Bütün çabaları, direnişi sonuç alamadan bitirmek içindir. Çünkü sorunun BÜ’ye atanan Melih Bulu’nun istifasıyla bitmeyeceğini onlar da çok iyi biliyor. Atanan tüm üniversite rektörlerinin alınması ve yeni rektörlerin seçimle belirlenmesi gündeme gelecek. Ardından başta belediyeler olmak üzere tüm kayyumların gaspettikleri makamları terketmesi gerekecek. Dahası, zaten meşruiyeti olmayan “tek adam” rejimi yıkılacak. Onun için Erdoğan “yürekleri yetse cumhurbaşkanının istifasını isteyecekler” diyerek, korkusunu açıkça ortaya koydu. Verdikleri en küçük bir tavizde tepe taklak düşeceklerinden korkuyorlar. Öylesine kırılgan ve halk desteğinden yoksun bir zeminde olduklarının farkındalar. Ve sadece halka korku salarak, dalaverelere başvurarak ayakta kalmaya çalışıyorlar.
Son olarak BÜ’ye hukuk ve iletişim fakülteleri açmaya yeltenmeleri de bunun bir göstergesi. Böylece bu fakültelere atayacakları dekanlarla Melih Bulu’ya destek yaratacaklar. Çünkü Bulu, BÜ’de kendisiyle birlikte çalışacak öğretim üyesi bile bulamıyor, haftalardır yardımcısını da atayamadı. BÜ’nün öğretim üyeleri, (öğrencilerin “kayyumluk” adını verdiği) rektörlük binasına sırtlarını dönmeye devam ediyorlar. Direnen öğrencilerle dayanışma içinde eylemlerini büyütüyorlar. Erdoğan’ın direnen öğretim üyelerine saldırılarını arttırması, bu kararlı duruşlarından dolayıdır.

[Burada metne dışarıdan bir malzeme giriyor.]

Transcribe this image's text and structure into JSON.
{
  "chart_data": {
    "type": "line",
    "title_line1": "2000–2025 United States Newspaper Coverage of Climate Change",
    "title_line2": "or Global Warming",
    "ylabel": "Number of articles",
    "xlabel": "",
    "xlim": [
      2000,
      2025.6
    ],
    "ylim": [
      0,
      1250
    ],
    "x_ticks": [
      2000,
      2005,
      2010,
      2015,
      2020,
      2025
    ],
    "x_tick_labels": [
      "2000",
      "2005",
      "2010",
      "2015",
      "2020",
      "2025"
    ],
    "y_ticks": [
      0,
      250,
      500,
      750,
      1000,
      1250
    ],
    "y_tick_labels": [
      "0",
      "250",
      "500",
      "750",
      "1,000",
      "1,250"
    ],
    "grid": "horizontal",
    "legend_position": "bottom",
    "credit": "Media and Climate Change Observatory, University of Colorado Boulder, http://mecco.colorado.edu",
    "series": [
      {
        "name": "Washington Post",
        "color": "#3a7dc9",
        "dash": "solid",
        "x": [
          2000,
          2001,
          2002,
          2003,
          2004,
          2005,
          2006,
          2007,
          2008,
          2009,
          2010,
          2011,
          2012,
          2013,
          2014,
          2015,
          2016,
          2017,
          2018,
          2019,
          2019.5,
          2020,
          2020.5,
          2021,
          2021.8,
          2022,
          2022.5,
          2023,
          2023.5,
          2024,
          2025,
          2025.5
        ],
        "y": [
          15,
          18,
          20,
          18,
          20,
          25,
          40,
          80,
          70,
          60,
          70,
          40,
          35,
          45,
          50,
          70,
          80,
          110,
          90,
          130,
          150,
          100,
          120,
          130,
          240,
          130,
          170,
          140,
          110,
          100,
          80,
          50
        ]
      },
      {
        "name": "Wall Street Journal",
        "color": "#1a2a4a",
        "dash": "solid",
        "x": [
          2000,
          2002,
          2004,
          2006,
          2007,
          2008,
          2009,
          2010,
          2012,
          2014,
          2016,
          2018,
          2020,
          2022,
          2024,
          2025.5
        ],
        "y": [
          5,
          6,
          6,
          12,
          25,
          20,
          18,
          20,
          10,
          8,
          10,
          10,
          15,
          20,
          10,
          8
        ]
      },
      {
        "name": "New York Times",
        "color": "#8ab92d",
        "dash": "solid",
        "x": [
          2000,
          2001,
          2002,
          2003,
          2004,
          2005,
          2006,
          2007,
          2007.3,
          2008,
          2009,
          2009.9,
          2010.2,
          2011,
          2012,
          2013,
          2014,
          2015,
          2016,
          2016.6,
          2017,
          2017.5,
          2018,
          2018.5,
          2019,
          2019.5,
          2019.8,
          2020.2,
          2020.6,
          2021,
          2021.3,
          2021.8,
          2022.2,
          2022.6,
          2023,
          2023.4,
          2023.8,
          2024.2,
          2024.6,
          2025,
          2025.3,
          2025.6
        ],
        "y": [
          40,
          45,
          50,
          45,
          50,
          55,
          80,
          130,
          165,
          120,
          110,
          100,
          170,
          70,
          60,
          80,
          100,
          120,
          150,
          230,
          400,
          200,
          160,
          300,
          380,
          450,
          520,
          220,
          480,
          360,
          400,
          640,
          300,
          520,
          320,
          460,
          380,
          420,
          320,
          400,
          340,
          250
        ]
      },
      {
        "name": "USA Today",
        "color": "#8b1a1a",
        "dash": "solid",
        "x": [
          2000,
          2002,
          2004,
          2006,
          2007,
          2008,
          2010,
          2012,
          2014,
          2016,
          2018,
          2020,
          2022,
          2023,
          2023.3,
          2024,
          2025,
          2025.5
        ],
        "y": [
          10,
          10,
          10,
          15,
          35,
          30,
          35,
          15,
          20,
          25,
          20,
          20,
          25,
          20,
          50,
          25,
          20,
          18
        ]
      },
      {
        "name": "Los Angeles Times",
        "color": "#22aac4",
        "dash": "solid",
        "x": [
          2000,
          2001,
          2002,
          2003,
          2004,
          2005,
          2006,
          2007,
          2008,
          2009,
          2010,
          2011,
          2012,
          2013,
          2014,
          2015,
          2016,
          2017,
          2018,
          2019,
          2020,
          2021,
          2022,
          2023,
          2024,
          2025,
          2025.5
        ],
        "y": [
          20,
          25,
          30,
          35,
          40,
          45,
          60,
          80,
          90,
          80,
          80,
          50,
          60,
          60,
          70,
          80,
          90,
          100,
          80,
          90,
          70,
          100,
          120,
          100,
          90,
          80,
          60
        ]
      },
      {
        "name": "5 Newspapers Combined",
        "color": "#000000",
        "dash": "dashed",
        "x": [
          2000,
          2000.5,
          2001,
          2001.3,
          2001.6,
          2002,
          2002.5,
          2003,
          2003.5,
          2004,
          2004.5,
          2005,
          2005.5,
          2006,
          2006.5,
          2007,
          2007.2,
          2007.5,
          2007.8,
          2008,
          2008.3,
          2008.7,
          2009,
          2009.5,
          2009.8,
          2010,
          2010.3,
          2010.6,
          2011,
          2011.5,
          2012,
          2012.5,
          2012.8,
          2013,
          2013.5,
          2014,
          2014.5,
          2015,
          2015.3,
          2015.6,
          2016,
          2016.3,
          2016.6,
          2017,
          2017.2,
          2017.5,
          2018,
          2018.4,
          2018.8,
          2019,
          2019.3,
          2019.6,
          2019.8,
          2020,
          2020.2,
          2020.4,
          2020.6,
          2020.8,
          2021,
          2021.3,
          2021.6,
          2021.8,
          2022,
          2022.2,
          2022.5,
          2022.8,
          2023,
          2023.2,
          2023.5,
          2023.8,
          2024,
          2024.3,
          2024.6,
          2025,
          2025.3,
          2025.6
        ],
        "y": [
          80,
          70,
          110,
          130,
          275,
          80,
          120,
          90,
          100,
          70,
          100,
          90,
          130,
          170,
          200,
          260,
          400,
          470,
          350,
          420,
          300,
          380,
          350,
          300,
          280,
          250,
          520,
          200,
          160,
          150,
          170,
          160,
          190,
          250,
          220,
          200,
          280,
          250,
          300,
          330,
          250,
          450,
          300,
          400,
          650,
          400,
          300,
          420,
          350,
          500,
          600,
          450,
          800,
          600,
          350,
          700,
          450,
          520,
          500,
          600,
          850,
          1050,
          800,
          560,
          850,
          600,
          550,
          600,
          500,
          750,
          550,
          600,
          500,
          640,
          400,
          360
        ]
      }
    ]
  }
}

Melih Bulu’nu rektör atanmasındaki bir diğer amacın da, BÜ arazisini imara açmak olduğu iddiaları da var. Boğaza nazır geniş bir araziye sahip olan BÜ’nün arsa değerinin 3.6 milyar lira olduğu söyleniyor. Yani AKP, BÜ’ye atadığı rektörle hem ekonomik hem siyasal açıdan kazançlı çıkmayı hesaplıyor. Fakat kaldırdığı taş ayağına düştü. Şimdi vargücüyle Bulu’nun ve kayyum sisteminin arkasında duruyor. Keyfi-kuralsız yönetiminde en küçük bir gedik açılmasın istiyor.

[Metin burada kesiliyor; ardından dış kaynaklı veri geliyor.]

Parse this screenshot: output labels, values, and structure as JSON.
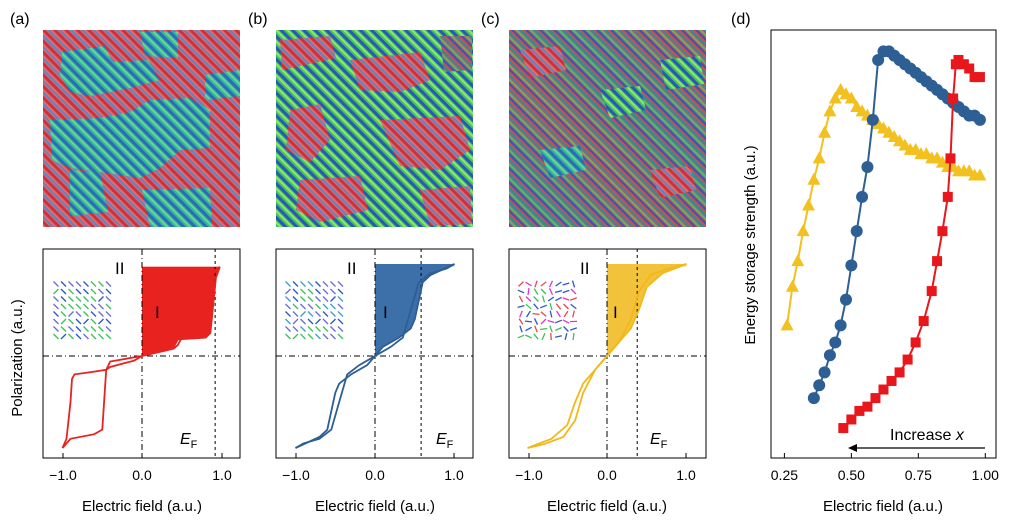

Boğaziçi direnişinin kazanabilmesi için, bugüne dek yapılanlardan fazlasının gerektiğini bu tablo açıkça gösteriyor. Bunların başında işçi ve emekçilerin eylemli desteği geliyor. Esasında kriz ve pandemi koşullarında işçiden çiftçiye, memurdan esnafa her kesim kan ağlıyor. Tepkileri doğrudan sisteme yönelmediği ve eylemleri birbirinden kopuk olduğu için, ne yazık ki sonuç alınamıyor. Son dönemki direnişlerde en sık atılan slogan “kurtuluş yok tek başına/ ya hep beraber ya hiçbirimiz”dir. Bunun bilincine varılmıştır, fakat ona uygun bir örgütlenme ve mücadele hattı henüz kurulamamıştır.
Talepler kesimsel ve sınırlı olmaktan çıkmalı, bütünsel ve kapsayıcı olmalıdır. “Kayyum rektör istemiyoruz”dan “Tüm kayyumlar çekilsin”e, “Melih Bulu istifa”dan “Erdoğan istifa”ya sıçramak gerekiyor. Üniversite öğrencileri “özerk-demokratik üniversite” talebini, sadece dillendirmekle kalmamalı, bunun mekanizmalarını yaratmalı, fiili uygulamaları başlatmalıdır. Lenin’in şu sözünü tüm direnişlerimizde kendimize rehber edinmeliyiz: “Doğru bulduğumuz her şeyi ilke olarak istemeliyiz. Ancak gücümüz daha çoğuna yetmezse, elde edebildiğimizi alırız. İstemlerimizde ne kadar yetingen olursak, hükümet verdiklerinde o kadar yetingen olur.”
* * *
Gerici-faşist blokun her tür saldırısına, reformist partilerin geriye çeken tutumuna karşı, hedeflerimizi ve direnişimizi büyütmeden başarı elde etmek mümkün değildir. Onlar tıpkı Gezi’de olduğu gibi Boğaziçi direnişini bastırmak için daha fazla saldıracaklar. Ellerindeki tek silahları budur.
Ama biz Gezi’den daha fazlasını yapabiliriz. Gezi’nin dersleriyle donanıp onu aşabiliriz ve aşmalıyız. Bir kez daha komünarların enginleri fethetme ruhuyla ileri atılmalı, zaferi kazanana dek direnişi sürdürmeliyiz.